Nah...I'm just interested in my son's life--  :)

Truth be told--I also like having time off being a parent--call it a bit of "Parent Respite Care".  By the time I get kinda used to not having him around, he comes home & I realize how much I'm glad that I'm being a mom again.

Monday, August 1, 2011

Happy Frogs

Cape Henlopen State Park
Yikes!  Where did the time go?  I just spent the last week at the beach with Xing Fu & 2 of his kids.  I'm learning how to be "stepmom"And contrary to what I've been reading & at this point, have stopped reading, things seem to be going quite well. Now don't get me wrong--it's not all flowers & butterflies all the time, & I did have moments of aggravation, but overall our beach week was a success on many levels. It was another test of a sort.  Not necessarily Xing Fu testing me, well maybe just a little,  always a question about how good the fit with his kids.  (Me too with my son--but I've long since decided that was not needed at all.)  But the grrr moments were very few & far in between & I think we all walked away feeling pretty good about the week.  Yay us!  I still think about some of the advice in the Stepmother books, & try to be realistic about it all. And recently I've been reviewing my own stepmothers' performances (my one stepmom is only 9 years older than me...HUGE issue when I was growing up--mega teenage 'tude, ya' know?) ) & my mom's stepmother performance to sorta bounce the way I'm doing the step thing off of theirs.  My mom has told me how impressed she is--great--the true test is how Xing Fu's kids feel & he says that they felt it was a great week so there it is.

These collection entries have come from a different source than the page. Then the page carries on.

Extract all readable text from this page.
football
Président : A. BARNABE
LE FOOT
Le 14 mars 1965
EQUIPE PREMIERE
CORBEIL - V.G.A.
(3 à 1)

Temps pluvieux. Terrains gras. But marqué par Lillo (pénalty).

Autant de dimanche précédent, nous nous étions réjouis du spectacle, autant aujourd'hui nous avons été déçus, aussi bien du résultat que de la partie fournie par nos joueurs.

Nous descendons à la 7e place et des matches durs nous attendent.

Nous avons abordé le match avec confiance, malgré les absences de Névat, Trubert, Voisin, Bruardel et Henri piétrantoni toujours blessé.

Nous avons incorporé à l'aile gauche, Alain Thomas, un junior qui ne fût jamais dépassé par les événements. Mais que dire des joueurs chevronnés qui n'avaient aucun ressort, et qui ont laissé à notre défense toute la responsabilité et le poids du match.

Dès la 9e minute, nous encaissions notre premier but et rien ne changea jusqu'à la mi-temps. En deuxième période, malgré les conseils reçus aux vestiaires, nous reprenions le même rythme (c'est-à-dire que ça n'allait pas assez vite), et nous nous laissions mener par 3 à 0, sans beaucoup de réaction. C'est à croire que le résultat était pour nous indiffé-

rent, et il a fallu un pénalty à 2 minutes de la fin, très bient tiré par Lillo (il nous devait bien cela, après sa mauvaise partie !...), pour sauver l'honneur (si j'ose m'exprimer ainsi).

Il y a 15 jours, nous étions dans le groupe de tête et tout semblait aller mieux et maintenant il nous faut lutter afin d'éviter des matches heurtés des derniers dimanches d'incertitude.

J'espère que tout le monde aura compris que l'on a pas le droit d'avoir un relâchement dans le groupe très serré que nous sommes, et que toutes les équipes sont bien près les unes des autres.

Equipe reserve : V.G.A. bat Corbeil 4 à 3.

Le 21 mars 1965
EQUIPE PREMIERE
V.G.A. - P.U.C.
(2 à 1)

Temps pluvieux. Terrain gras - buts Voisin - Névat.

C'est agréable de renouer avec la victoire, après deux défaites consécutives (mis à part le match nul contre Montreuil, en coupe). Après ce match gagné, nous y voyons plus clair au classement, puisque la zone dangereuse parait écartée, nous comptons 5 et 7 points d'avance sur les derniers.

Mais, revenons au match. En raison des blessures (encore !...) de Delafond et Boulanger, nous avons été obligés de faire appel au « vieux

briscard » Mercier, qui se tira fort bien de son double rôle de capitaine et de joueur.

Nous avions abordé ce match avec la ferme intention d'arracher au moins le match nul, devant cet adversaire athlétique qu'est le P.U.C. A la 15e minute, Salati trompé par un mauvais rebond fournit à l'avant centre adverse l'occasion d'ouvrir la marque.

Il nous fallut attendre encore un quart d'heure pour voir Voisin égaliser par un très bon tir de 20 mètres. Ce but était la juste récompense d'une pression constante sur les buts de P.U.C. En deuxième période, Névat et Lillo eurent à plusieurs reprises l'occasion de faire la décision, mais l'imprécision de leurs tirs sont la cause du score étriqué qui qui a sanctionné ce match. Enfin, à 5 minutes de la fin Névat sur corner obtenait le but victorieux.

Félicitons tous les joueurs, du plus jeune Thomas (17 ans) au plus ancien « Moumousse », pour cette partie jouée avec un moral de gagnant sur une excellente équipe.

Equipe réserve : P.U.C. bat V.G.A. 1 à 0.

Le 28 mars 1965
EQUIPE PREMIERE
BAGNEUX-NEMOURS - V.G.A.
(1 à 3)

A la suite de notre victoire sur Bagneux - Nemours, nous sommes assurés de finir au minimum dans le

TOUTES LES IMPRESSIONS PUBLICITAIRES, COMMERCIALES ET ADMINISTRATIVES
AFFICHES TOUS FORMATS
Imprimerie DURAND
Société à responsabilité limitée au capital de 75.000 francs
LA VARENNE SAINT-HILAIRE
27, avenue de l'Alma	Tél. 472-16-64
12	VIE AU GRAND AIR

Xing Fu wrote me an email this morning telling me that he's a Happy Frog.  One of our sailing friends dubbed him a Happy Frog a few months ago--we now talk about that--I've asked him at different times if he's a "Happy Frog".  At Screwpile, our skipper bought a smiling frog wind whirligig thingy & we tied it to the backstay where it grinned down at us until the first gybe--blew off his whirligig.  Actually, the whole frog was left & he continued grinning at us the rest of the regatta. So I must be the princess who kissed the frog--a reference to kissing a ton of frogs when I was dating--lucky me--it took a while but good karma is good karma.

It's continuing to be a good summer--now to get through the next two weeks until my kiddo comes back from camp--he was definitely missed on our beach trip but there's always next year.